Based on extensive research at the Rock and Roll Public Library in London, Laureana Toledo (Ixtepec, Oaxaca, 1970) presents a multi-faceted installation and events program that explores the confluence of punk music, DIY aesthetics and politics, particularly in relation to representations of ‘otherness’ in mainstream popular culture.
The Rock and Roll Public Library is the collection of Mick Jones of The Clash, the band who politicized the punk scene through songs that addressed race and class inequality in the United Kingdom, as well as global causes such as the Spanish civil war, the Sandinista movement or the Vietnam war.
Toledo’s investigations into this collection focused on instances of colonial visions in popular culture, as well as found notes, damaged book covers and other ephemera that, viewed in retrospect, chime or are dissonant with current affairs.
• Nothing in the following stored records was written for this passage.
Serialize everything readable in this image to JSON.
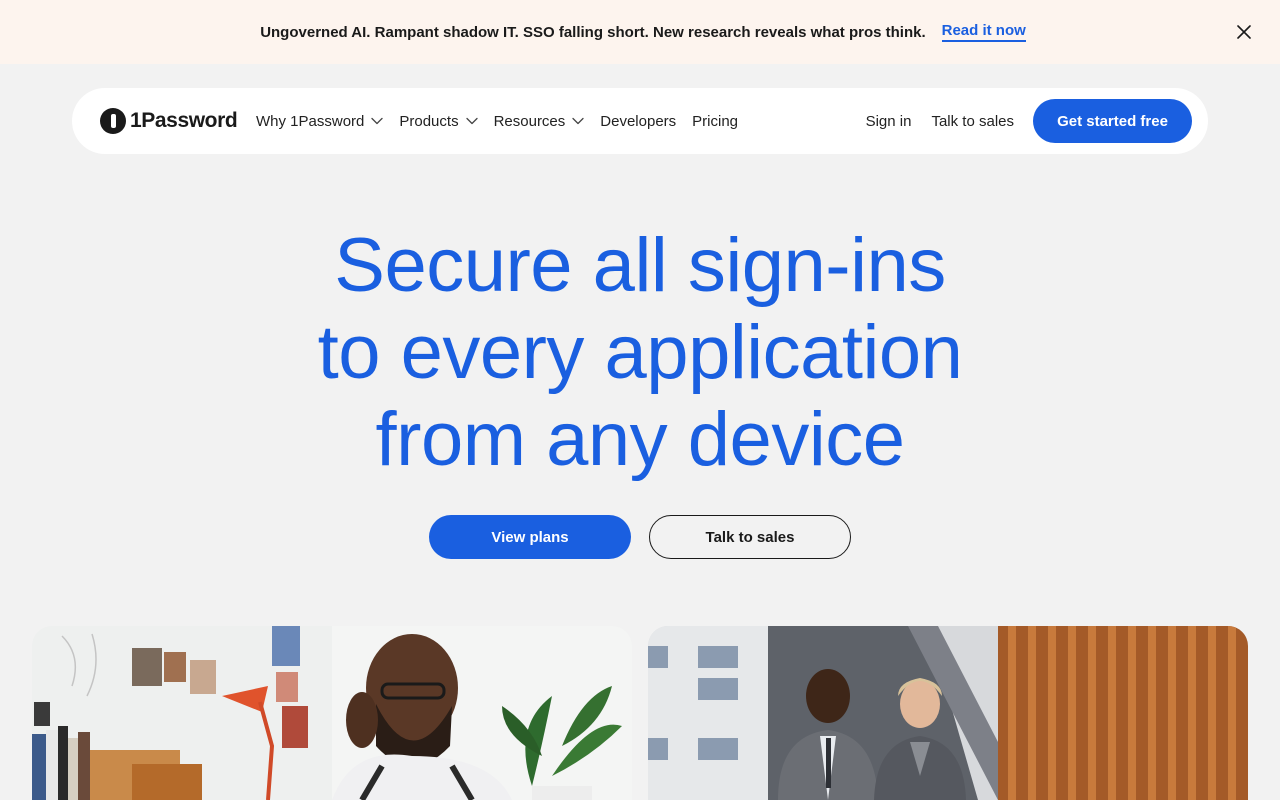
{
  "banner": {
    "text": "Ungoverned AI. Rampant shadow IT. SSO falling short. New research reveals what pros think.",
    "link": "Read it now",
    "close_icon": "close-icon"
  },
  "nav": {
    "logo_text": "1Password",
    "items": [
      {
        "label": "Why 1Password",
        "dropdown": true
      },
      {
        "label": "Products",
        "dropdown": true
      },
      {
        "label": "Resources",
        "dropdown": true
      },
      {
        "label": "Developers",
        "dropdown": false
      },
      {
        "label": "Pricing",
        "dropdown": false
      }
    ],
    "sign_in": "Sign in",
    "talk_to_sales": "Talk to sales",
    "cta": "Get started free"
  },
  "hero": {
    "lines": [
      "Secure all sign-ins",
      "to every application",
      "from any device"
    ],
    "primary_button": "View plans",
    "secondary_button": "Talk to sales"
  },
  "images": [
    {
      "name": "man-on-phone-photo"
    },
    {
      "name": "colleagues-walking-photo"
    }
  ],
  "colors": {
    "accent": "#1a5fe0",
    "banner_bg": "#fdf4ee",
    "page_bg": "#f2f2f2"
  }
}
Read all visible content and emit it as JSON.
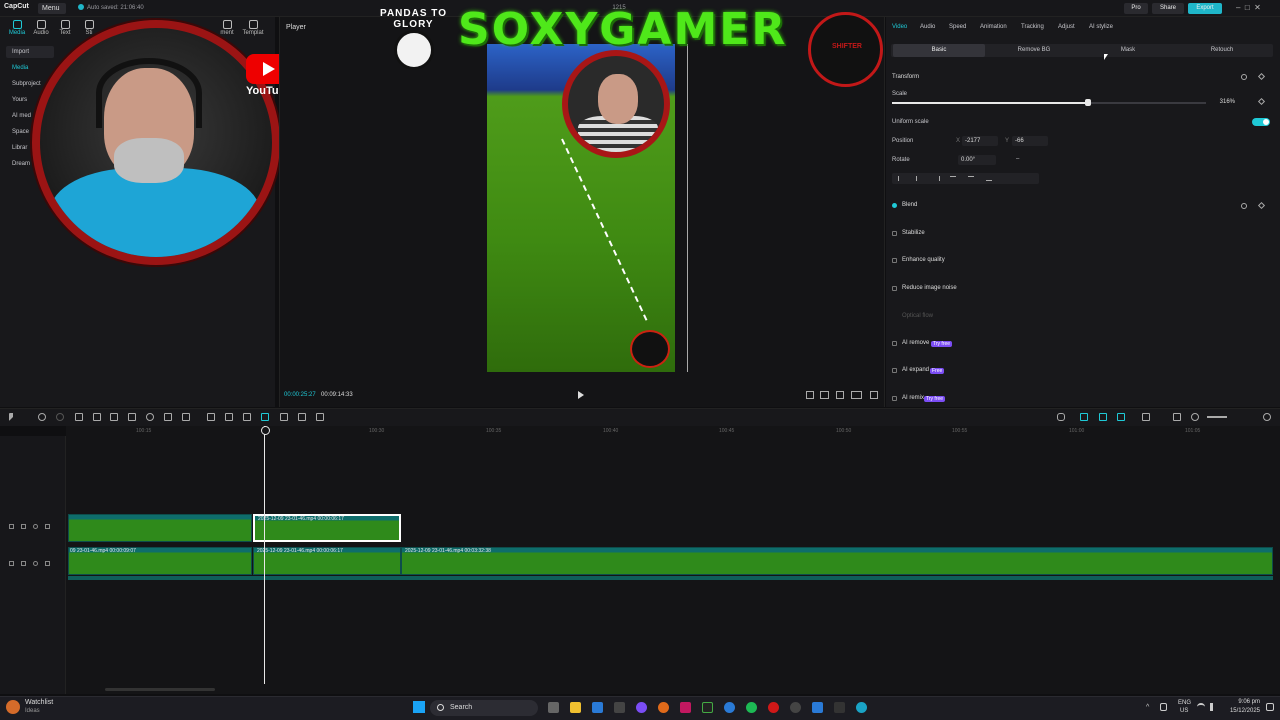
{
  "app": {
    "logo": "CapCut",
    "menu": "Menu",
    "autosave": "Auto saved: 21:06:40",
    "center_label": "1215",
    "pro_label": "Pro",
    "share_label": "Share",
    "export_label": "Export"
  },
  "left_tabs": [
    "Media",
    "Audio",
    "Text",
    "Sti",
    "ment",
    "Templat"
  ],
  "left_nav": [
    "Import",
    "Media",
    "Subproject",
    "Yours",
    "AI med",
    "Space",
    "Librar",
    "Dream"
  ],
  "overlay": {
    "youtube": "YouTube",
    "pandas": "PANDAS TO GLORY",
    "banner": "SOXYGAMER",
    "shield": "SHIFTER"
  },
  "player": {
    "title": "Player",
    "current_time": "00:00:25:27",
    "total_time": "00:09:14:33"
  },
  "right_tabs": [
    "Video",
    "Audio",
    "Speed",
    "Animation",
    "Tracking",
    "Adjust",
    "AI stylize"
  ],
  "sub_tabs": [
    "Basic",
    "Remove BG",
    "Mask",
    "Retouch"
  ],
  "properties": {
    "transform": "Transform",
    "scale_label": "Scale",
    "scale_value": "316%",
    "scale_fraction": 0.625,
    "uniform_scale": "Uniform scale",
    "position_label": "Position",
    "pos_x_label": "X",
    "pos_x": "-2177",
    "pos_y_label": "Y",
    "pos_y": "-66",
    "rotate_label": "Rotate",
    "rotate_value": "0.00°",
    "rotate_dash": "–",
    "sections": [
      {
        "label": "Blend",
        "badge": ""
      },
      {
        "label": "Stabilize",
        "badge": ""
      },
      {
        "label": "Enhance quality",
        "badge": ""
      },
      {
        "label": "Reduce image noise",
        "badge": ""
      },
      {
        "label": "Optical flow",
        "badge": ""
      },
      {
        "label": "AI remove",
        "badge": "Try free"
      },
      {
        "label": "AI expand",
        "badge": "Free"
      },
      {
        "label": "AI remix",
        "badge": "Try free"
      }
    ]
  },
  "timeline": {
    "ticks": [
      "100:15",
      "100:30",
      "100:35",
      "100:40",
      "100:45",
      "100:50",
      "100:55",
      "101:00",
      "101:05"
    ],
    "clips": [
      {
        "label": "2025-12-09 23-01-46.mp4   00:00:06:17"
      },
      {
        "label": "2025-12-09 23-01-46.mp4   00:00:06:17"
      },
      {
        "label": "09 23-01-46.mp4   00:00:09:07"
      },
      {
        "label": "2025-12-09 23-01-46.mp4   00:03:32:38"
      }
    ]
  },
  "taskbar": {
    "watchlist": "Watchlist",
    "ideas": "Ideas",
    "search": "Search",
    "lang": "ENG",
    "region": "US",
    "time": "9:06 pm",
    "date": "15/12/2025"
  }
}
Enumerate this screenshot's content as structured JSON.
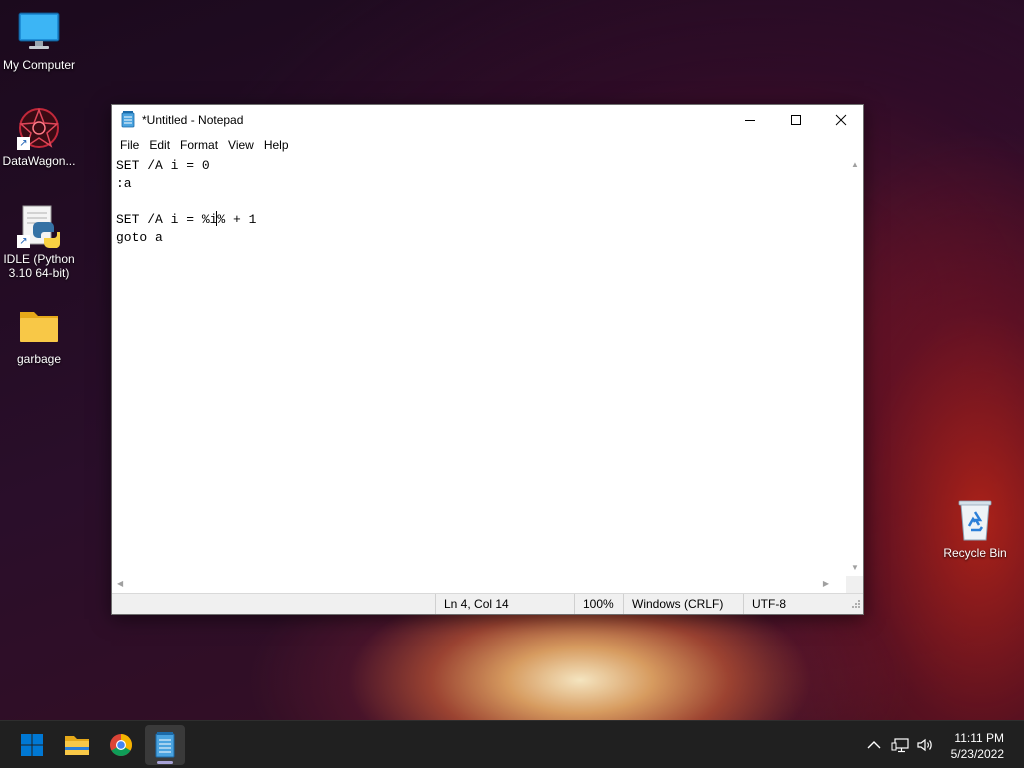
{
  "desktop": {
    "icons": [
      {
        "label": "My Computer",
        "icon": "monitor-icon"
      },
      {
        "label": "DataWagon...",
        "icon": "datawagon-app-icon"
      },
      {
        "label": "IDLE (Python 3.10 64-bit)",
        "icon": "python-idle-icon"
      },
      {
        "label": "garbage",
        "icon": "folder-icon"
      },
      {
        "label": "Recycle Bin",
        "icon": "recycle-bin-icon"
      }
    ]
  },
  "window": {
    "title": "*Untitled - Notepad",
    "controls": [
      "minimize",
      "maximize",
      "close"
    ],
    "menu": [
      "File",
      "Edit",
      "Format",
      "View",
      "Help"
    ],
    "editor_lines": [
      "SET /A i = 0",
      ":a",
      "",
      "SET /A i = %i% + 1",
      "goto a"
    ],
    "status": {
      "position": "Ln 4, Col 14",
      "zoom": "100%",
      "line_ending": "Windows (CRLF)",
      "encoding": "UTF-8"
    }
  },
  "taskbar": {
    "apps": [
      "start",
      "file-explorer",
      "chrome",
      "notepad"
    ],
    "active_app": "notepad",
    "clock": {
      "time": "11:11 PM",
      "date": "5/23/2022"
    }
  },
  "colors": {
    "taskbar_bg": "#202020",
    "start_blue": "#0078d4",
    "folder_yellow": "#f8c847",
    "notepad_blue": "#4aa3df"
  }
}
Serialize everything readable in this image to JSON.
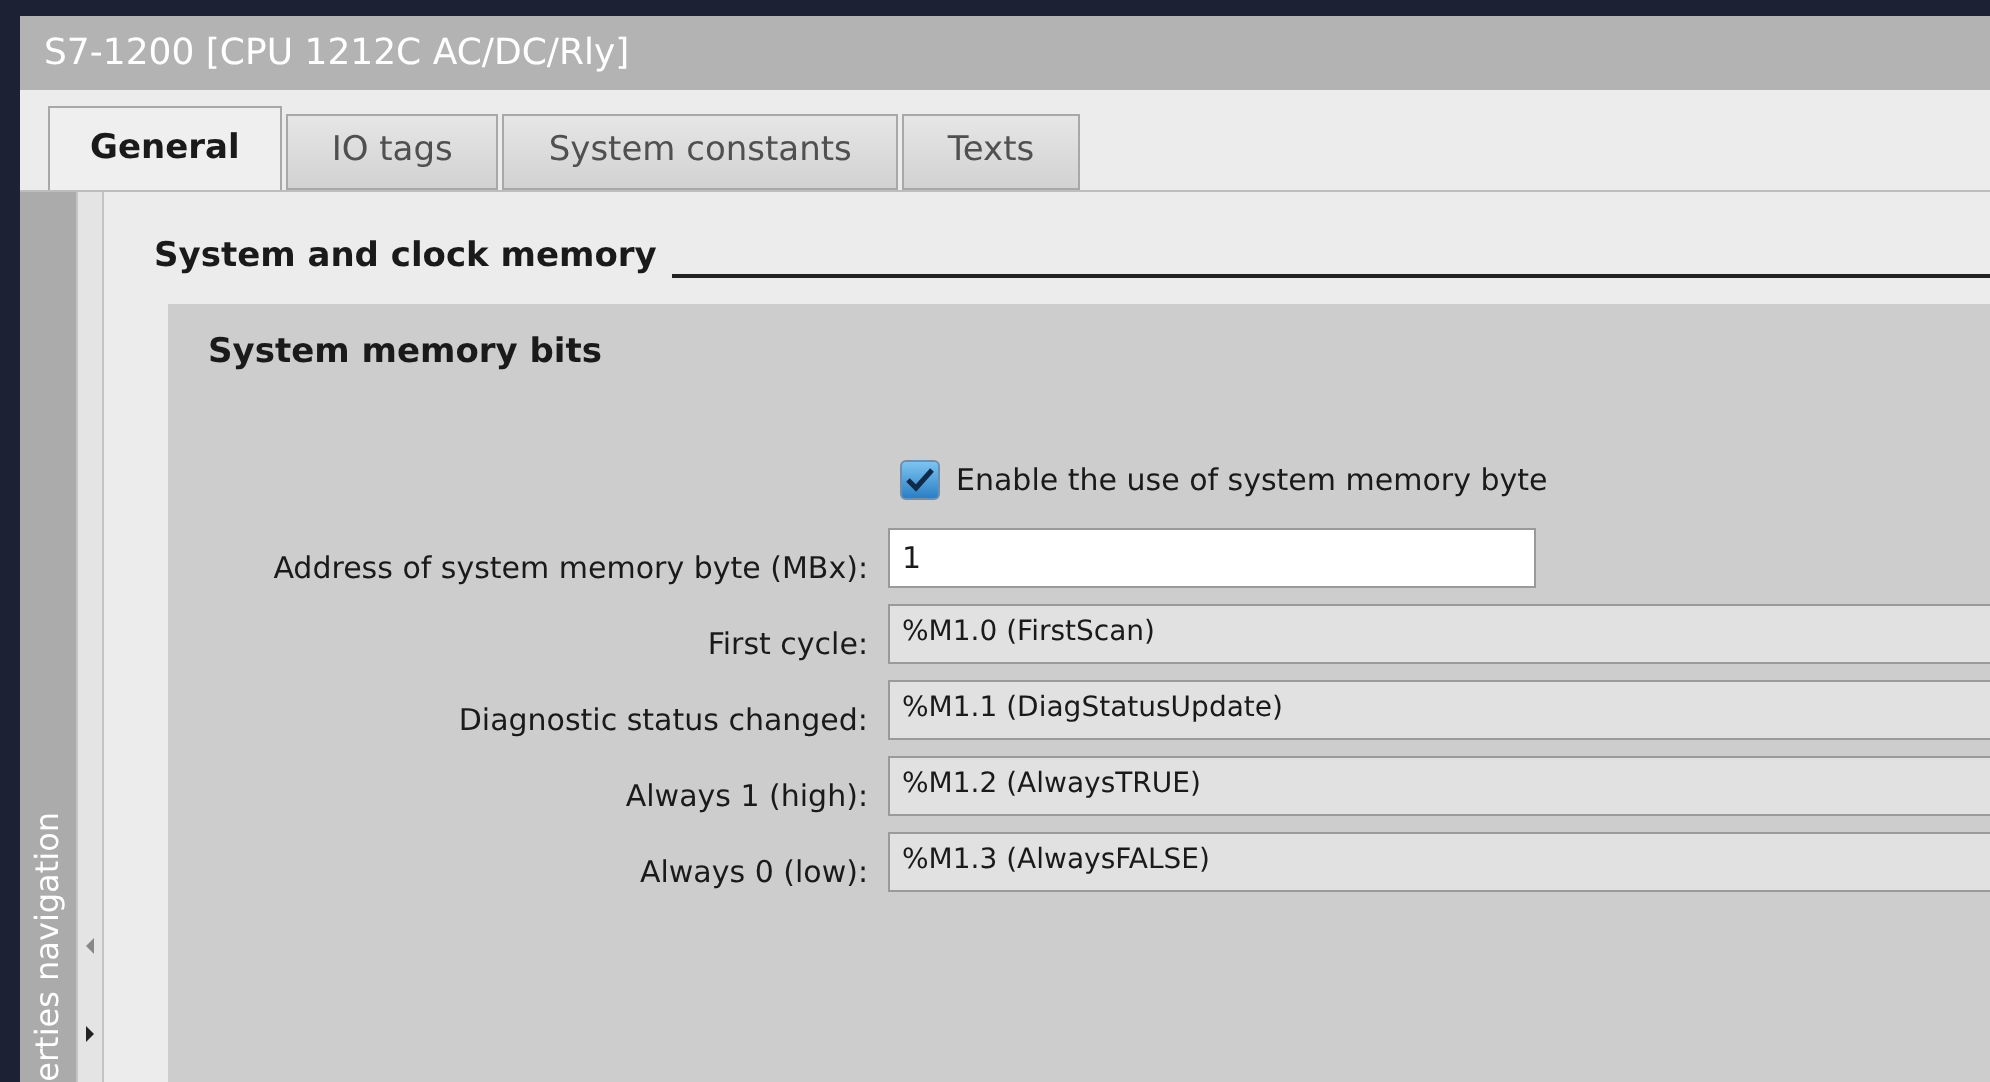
{
  "window": {
    "title": "S7-1200 [CPU 1212C AC/DC/Rly]"
  },
  "tabs": [
    {
      "label": "General",
      "selected": true
    },
    {
      "label": "IO tags",
      "selected": false
    },
    {
      "label": "System constants",
      "selected": false
    },
    {
      "label": "Texts",
      "selected": false
    }
  ],
  "side_navigation": {
    "label": "erties navigation"
  },
  "section": {
    "title": "System and clock memory"
  },
  "group": {
    "title": "System memory bits",
    "enable_checkbox": {
      "label": "Enable the use of system memory byte",
      "checked": true
    },
    "fields": [
      {
        "kind": "input",
        "label": "Address of system memory byte (MBx):",
        "value": "1"
      },
      {
        "kind": "readonly",
        "label": "First cycle:",
        "value": "%M1.0 (FirstScan)"
      },
      {
        "kind": "readonly",
        "label": "Diagnostic status changed:",
        "value": "%M1.1 (DiagStatusUpdate)"
      },
      {
        "kind": "readonly",
        "label": "Always 1 (high):",
        "value": "%M1.2 (AlwaysTRUE)"
      },
      {
        "kind": "readonly",
        "label": "Always 0 (low):",
        "value": "%M1.3 (AlwaysFALSE)"
      }
    ]
  }
}
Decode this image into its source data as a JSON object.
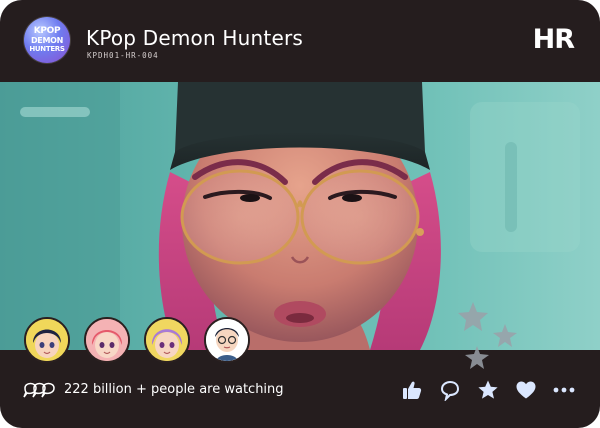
{
  "card": {
    "logo": {
      "line1": "KPOP",
      "line2": "DEMON",
      "line3": "HUNTERS",
      "icon": "kpop-demon-hunters-logo"
    },
    "title": "KPop Demon Hunters",
    "code": "KPDH01-HR-004",
    "rank": "HR"
  },
  "scene": {
    "description_icon": "character-portrait"
  },
  "avatars": [
    {
      "icon": "avatar-dark-hair-girl"
    },
    {
      "icon": "avatar-pink-hair-girl"
    },
    {
      "icon": "avatar-purple-hair-girl"
    },
    {
      "icon": "avatar-glasses-man"
    }
  ],
  "footer": {
    "viewers_icon": "speech-bubbles-icon",
    "viewers_text": "222 billion + people are watching",
    "actions": [
      {
        "icon": "thumbs-up-icon"
      },
      {
        "icon": "comment-icon"
      },
      {
        "icon": "star-icon"
      },
      {
        "icon": "heart-icon"
      },
      {
        "icon": "more-icon"
      }
    ]
  },
  "colors": {
    "card_bg": "#251d1e",
    "text": "#ffffff",
    "accent_blue": "#dbe7ff",
    "scene_teal": "#5fb3ad"
  }
}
Paintings and collages that represent these findings are presented alongside a selection of books, records and original items for consultation and copying by the visitor.
Toledo’s practice addresses subcultures and their ideological and economic circuits as a means to reaffirm the important role they play in providing alternatives to and breaking free from traditional power structures. As well as alluding to the popular songs, the title ‘’…but it often rhymes’’ is taken from a quotation from Mark Twain to refer to how certain similarities can be traced between today and past events as history unfolds, emphasizing the need to continue forms of resistance in the present.